When the king of Poland, Jan Sobieski, defeated the Ottoman army at the Siege of Vienna in 1683, that army of 23,000 soldiers did not have scores or hundreds of thousands of hungry and desperate civilians at its back, hoping to find a new life in Europe.  The Ottomans were attempting a military invasion of the Continent, not a demographic one.  The present crisis in Europe is not the fulfillment of Hilaire Belloc’s prediction of a renewed assault by Islam against Europe, but of Jean Raspail’s scenario in The Camp of the Saints, published in 1973, in which a flotilla of rusty ships from Calcutta lands hordes of desperate invaders on the southern coast of France.

As in Raspail’s novel, liberal Europe is demanding that limitless numbers of invaders be welcomed, resettled across Europe, and given all the benefits the European welfare states have to offer.  Chancellor Merkel, perhaps in an effort to soften her image as the heartless martinet who dragooned the Greeks into line, is at the forefront of this effort.  No one denies that the chaos in the Middle East and Africa is a terrible thing, yet the moral dilemma defined by Raspail is the same as today’s: To deny the migrants entry is to destroy them; to grant them entry is to destroy us.

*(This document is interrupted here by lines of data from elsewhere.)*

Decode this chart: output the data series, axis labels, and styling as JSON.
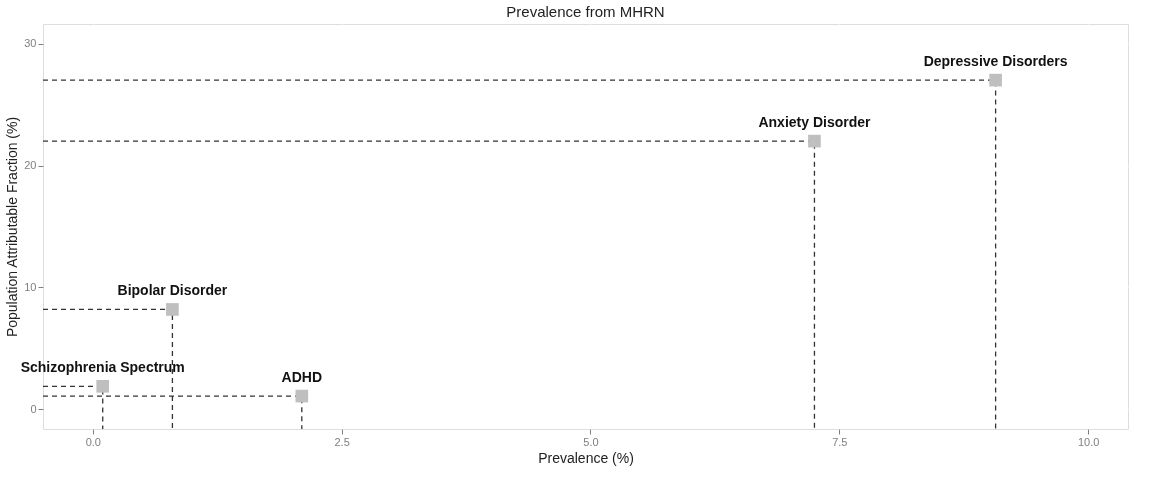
{
  "chart_data": {
    "type": "scatter",
    "title": "Prevalence from MHRN",
    "xlabel": "Prevalence (%)",
    "ylabel": "Population Attributable Fraction (%)",
    "x": [
      0.1,
      2.1,
      0.8,
      7.25,
      9.07
    ],
    "series": [
      {
        "type": "line",
        "color": "#333333",
        "line_style": "dashed",
        "marker": "none",
        "x": [
          -0.5,
          0.1,
          0.1
        ],
        "values": [
          1.9,
          1.9,
          -1.6
        ]
      },
      {
        "type": "line",
        "color": "#333333",
        "line_style": "dashed",
        "marker": "none",
        "x": [
          -0.5,
          2.1,
          2.1
        ],
        "values": [
          1.1,
          1.1,
          -1.6
        ]
      },
      {
        "type": "line",
        "color": "#333333",
        "line_style": "dashed",
        "marker": "none",
        "x": [
          -0.5,
          0.8,
          0.8
        ],
        "values": [
          8.2,
          8.2,
          -1.6
        ]
      },
      {
        "type": "line",
        "color": "#333333",
        "line_style": "dashed",
        "marker": "none",
        "x": [
          -0.5,
          7.25,
          7.25
        ],
        "values": [
          22.0,
          22.0,
          -1.6
        ]
      },
      {
        "type": "line",
        "color": "#333333",
        "line_style": "dashed",
        "marker": "none",
        "x": [
          -0.5,
          9.07,
          9.07
        ],
        "values": [
          27.0,
          27.0,
          -1.6
        ]
      },
      {
        "color": "#bfbfbf",
        "marker": "square",
        "values": [
          1.9,
          1.1,
          8.2,
          22.0,
          27.0
        ]
      }
    ],
    "annotations": [
      {
        "text": "Schizophrenia Spectrum",
        "x": 0.1,
        "y": 1.9
      },
      {
        "text": "ADHD",
        "x": 2.1,
        "y": 1.1
      },
      {
        "text": "Bipolar Disorder",
        "x": 0.8,
        "y": 8.2
      },
      {
        "text": "Anxiety Disorder",
        "x": 7.25,
        "y": 22.0
      },
      {
        "text": "Depressive Disorders",
        "x": 9.07,
        "y": 27.0
      }
    ],
    "xlim": [
      -0.5,
      10.4
    ],
    "xticks": [
      {
        "value": 0,
        "label": "0.0"
      },
      2.5,
      {
        "value": 5,
        "label": "5.0"
      },
      7.5,
      {
        "value": 10,
        "label": "10.0"
      }
    ],
    "ylim": [
      -1.6,
      31.6
    ],
    "yticks": [
      0,
      10,
      20,
      30
    ],
    "grid": true
  }
}
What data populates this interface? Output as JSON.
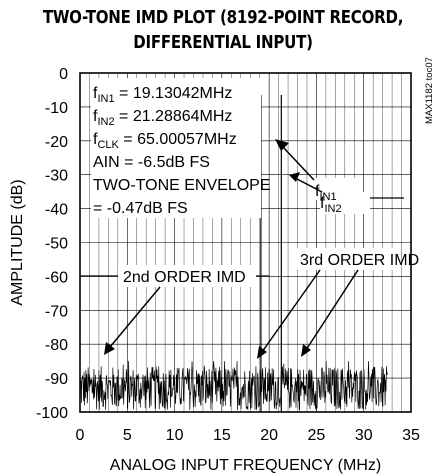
{
  "chart_data": {
    "type": "line",
    "title_line1": "TWO-TONE IMD PLOT (8192-POINT RECORD,",
    "title_line2": "DIFFERENTIAL INPUT)",
    "xlabel": "ANALOG INPUT FREQUENCY (MHz)",
    "ylabel": "AMPLITUDE (dB)",
    "xlim": [
      0,
      35
    ],
    "ylim": [
      -100,
      0
    ],
    "x_ticks": [
      "0",
      "5",
      "10",
      "15",
      "20",
      "25",
      "30",
      "35"
    ],
    "y_ticks": [
      "0",
      "-10",
      "-20",
      "-30",
      "-40",
      "-50",
      "-60",
      "-70",
      "-80",
      "-90",
      "-100"
    ],
    "grid": true,
    "noise_floor": {
      "x_start": 0,
      "x_end": 32.5,
      "level_db": -93,
      "peak_range_db": [
        -85,
        -100
      ]
    },
    "tones": [
      {
        "x": 19.13042,
        "y": -6.5
      },
      {
        "x": 21.28864,
        "y": -6.5
      }
    ],
    "info": {
      "fin1_sym": "f",
      "fin1_sub": "IN1",
      "fin1_val": " = 19.13042MHz",
      "fin2_sym": "f",
      "fin2_sub": "IN2",
      "fin2_val": " = 21.28864MHz",
      "fclk_sym": "f",
      "fclk_sub": "CLK",
      "fclk_val": " = 65.00057MHz",
      "ain": "AIN = -6.5dB FS",
      "envelope1": "TWO-TONE ENVELOPE",
      "envelope2": "= -0.47dB FS"
    },
    "annotations": {
      "fin1_sym": "f",
      "fin1_sub": "IN1",
      "fin2_sym": "f",
      "fin2_sub": "IN2",
      "second_order": "2nd ORDER IMD",
      "third_order": "3rd ORDER IMD"
    },
    "part_number": "MAX1182 toc07"
  }
}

The American and the European media alike describe a crisis in which the European Commission and the various European capitals are so compromised by contradictory bureaucratic regulations and universalist principles that the only conceivable “option” is to alleviate the ultimate “suffering situation” for as long as it lasts, and at whatever cost to the host countries.  In truth, the European Union has been so successful at replacing political action with administrative diktat that its 28 members have indeed arrived at the point of political paralysis, reinforced by a system that has terribly weakened effective national government without creating a proper and effective (but finally impossible) federal system in its place.  One result is that the European national armies have been reduced in size and force to the point where they are virtually impotent to repel foreign invasion.  There is still NATO, of course, but can one imagine the members of that alliance driving tanks at, and bombing swarms of, Third World refugees?  (If the impossible were actually to happen, their next logical mission would be to turn westward and accomplish the same work along both sides of the Rio Grande.)

The far more likely eventuality is that the European peoples themselves, faced with the care and support of millions of migrants (already demonstrating aggressive inclinations at the train station in Budapest), will rebel against their governments in numbers that will return politics to the Continent as citizens take matters into their own hands, thus forcing the bureaucrats to declare a state of emergency and replace administrative process with direct action.  Considered in the context of history, the possibility is far from an unthinkable one, especially as Europeans confront the impossibility of one civilization rescuing another.